Соловушкин тяжело вздохнул.

"Значит, в школу она пошла в шесть лет, шлюха. Шесть приплюсовываем к десяти, получаем шестнадцать. Прибавляем… Нет, ну надо же было так по-дурацки влипнуть!"

— Послушайте! — сказал он. — Как вас там? Олег Данилович?

— Олег Дмитриевич.

— Да-да, помню, Олег Дмитриевич… Не знаю, что у вас, Олег Дмитриевич, на уме, но то, что ей нет восемнадцати, я впервые услышал только что от вас. Поверьте, я не вру!

Всем своим видом показывая, что ему, отцу обесчещенной девочки, совершенно безразлично, когда он узнал о ее возрасте, старик сказал, что главное не то, слышал он, подлец, или не слышал, врет или не врет, а то, что его маленькую дочь совратили, воспользовавшись беспомощностью, доверчивостью и отсутствием должного контроля со стороны матери.
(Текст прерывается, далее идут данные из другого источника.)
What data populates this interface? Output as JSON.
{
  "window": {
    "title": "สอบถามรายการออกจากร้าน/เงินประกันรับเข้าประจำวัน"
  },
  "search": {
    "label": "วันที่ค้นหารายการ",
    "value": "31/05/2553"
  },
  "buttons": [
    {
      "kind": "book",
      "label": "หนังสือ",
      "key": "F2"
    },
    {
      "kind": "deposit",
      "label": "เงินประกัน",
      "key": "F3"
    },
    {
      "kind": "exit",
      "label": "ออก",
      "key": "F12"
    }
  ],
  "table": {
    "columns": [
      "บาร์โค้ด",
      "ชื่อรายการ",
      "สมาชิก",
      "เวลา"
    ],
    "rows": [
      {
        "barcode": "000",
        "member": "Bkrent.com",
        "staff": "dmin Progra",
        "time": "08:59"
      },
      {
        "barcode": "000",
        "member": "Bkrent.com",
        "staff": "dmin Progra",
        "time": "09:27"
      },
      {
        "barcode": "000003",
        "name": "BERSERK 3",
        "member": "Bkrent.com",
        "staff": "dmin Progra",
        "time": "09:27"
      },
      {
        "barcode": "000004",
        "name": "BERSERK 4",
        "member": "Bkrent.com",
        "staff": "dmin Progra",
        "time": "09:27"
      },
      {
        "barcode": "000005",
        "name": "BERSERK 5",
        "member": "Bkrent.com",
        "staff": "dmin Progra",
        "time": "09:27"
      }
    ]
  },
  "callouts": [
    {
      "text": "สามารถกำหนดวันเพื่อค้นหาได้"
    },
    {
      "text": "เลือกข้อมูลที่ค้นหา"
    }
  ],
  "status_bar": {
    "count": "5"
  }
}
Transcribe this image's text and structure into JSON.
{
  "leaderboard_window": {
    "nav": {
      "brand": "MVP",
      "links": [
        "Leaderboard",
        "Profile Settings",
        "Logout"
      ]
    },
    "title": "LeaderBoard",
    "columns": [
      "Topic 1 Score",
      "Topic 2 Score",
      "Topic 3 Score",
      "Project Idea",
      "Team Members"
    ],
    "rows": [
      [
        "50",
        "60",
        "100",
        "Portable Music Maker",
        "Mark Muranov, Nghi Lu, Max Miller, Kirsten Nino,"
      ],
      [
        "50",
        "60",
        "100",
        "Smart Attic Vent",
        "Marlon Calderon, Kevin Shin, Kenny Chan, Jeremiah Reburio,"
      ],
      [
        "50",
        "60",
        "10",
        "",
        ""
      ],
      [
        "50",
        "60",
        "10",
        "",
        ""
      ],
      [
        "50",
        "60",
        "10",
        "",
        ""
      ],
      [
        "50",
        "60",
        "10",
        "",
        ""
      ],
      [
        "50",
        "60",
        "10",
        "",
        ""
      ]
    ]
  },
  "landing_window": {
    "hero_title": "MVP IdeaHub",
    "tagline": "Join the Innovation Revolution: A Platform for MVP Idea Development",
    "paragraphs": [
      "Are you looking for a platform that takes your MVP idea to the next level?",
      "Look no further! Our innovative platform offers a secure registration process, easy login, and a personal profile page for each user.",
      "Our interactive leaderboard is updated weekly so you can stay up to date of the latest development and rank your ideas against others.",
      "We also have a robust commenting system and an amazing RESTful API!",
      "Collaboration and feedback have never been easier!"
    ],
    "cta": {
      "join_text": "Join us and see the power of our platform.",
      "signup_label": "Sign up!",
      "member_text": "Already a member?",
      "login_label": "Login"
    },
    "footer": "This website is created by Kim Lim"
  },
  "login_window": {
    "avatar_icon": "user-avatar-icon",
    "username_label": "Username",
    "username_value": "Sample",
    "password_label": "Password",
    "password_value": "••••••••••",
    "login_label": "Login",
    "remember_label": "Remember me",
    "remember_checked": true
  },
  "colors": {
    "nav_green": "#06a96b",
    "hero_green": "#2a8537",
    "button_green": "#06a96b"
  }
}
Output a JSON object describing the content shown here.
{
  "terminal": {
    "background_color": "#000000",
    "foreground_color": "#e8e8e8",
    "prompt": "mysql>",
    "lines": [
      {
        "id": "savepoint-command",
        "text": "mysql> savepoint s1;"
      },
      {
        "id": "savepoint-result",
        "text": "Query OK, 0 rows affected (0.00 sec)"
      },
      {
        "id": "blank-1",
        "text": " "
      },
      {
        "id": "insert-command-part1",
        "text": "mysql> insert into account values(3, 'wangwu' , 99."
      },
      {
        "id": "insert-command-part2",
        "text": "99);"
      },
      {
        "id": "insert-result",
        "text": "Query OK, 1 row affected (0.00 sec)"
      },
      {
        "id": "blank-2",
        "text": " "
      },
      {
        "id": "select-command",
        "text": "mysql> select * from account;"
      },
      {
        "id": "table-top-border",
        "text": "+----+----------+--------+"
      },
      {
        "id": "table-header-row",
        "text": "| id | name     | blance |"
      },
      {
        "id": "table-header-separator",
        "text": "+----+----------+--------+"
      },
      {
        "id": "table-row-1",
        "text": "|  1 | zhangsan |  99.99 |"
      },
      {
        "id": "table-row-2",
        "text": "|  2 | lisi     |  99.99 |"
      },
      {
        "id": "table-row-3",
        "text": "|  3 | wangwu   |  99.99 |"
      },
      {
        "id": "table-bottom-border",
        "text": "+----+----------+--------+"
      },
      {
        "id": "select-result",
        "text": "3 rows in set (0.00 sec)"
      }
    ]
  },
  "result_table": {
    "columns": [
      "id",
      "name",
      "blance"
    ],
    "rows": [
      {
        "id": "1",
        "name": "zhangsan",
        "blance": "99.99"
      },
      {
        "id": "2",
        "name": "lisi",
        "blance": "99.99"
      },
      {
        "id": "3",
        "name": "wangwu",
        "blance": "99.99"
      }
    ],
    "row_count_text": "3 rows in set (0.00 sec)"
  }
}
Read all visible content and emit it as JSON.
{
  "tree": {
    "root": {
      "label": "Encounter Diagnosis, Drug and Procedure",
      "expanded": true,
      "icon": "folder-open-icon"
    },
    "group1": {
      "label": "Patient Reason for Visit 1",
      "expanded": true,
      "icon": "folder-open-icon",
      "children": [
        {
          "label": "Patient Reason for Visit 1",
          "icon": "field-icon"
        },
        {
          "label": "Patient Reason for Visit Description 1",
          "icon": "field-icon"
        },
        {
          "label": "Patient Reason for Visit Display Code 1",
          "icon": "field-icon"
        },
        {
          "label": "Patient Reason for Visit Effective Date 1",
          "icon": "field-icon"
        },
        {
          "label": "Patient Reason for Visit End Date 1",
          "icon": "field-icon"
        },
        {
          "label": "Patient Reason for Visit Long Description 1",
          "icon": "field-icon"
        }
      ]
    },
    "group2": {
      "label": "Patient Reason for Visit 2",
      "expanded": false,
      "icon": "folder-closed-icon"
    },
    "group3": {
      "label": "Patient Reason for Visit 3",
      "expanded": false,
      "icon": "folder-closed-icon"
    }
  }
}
— И всё на этом! Всё! Ничего больше меня не волнует!

— Да не совращал я вашу дочь! — взорвался Соловушкин. — Мне даже уламывать её не пришлось! Я, если хотите знать, давным-давно забыл, когда в последний раз кого-то там уламывал, тем более совращал!.. Хотя нет, вру, помню — в двадцать лет. Точно! В двадцать один год я начал давать сольные концерты, и с тех пор уламывать и совращать стали уже меня.

Лицо старика после этих слов будто окаменело. Он сжал губы, отчего на том месте, где они находились, появилась одна плотно склеенная черточка, сквозь которую секундой позже прозвучало проклятье в адрес подлеца, и с решительным видом направился к выходу из комнаты.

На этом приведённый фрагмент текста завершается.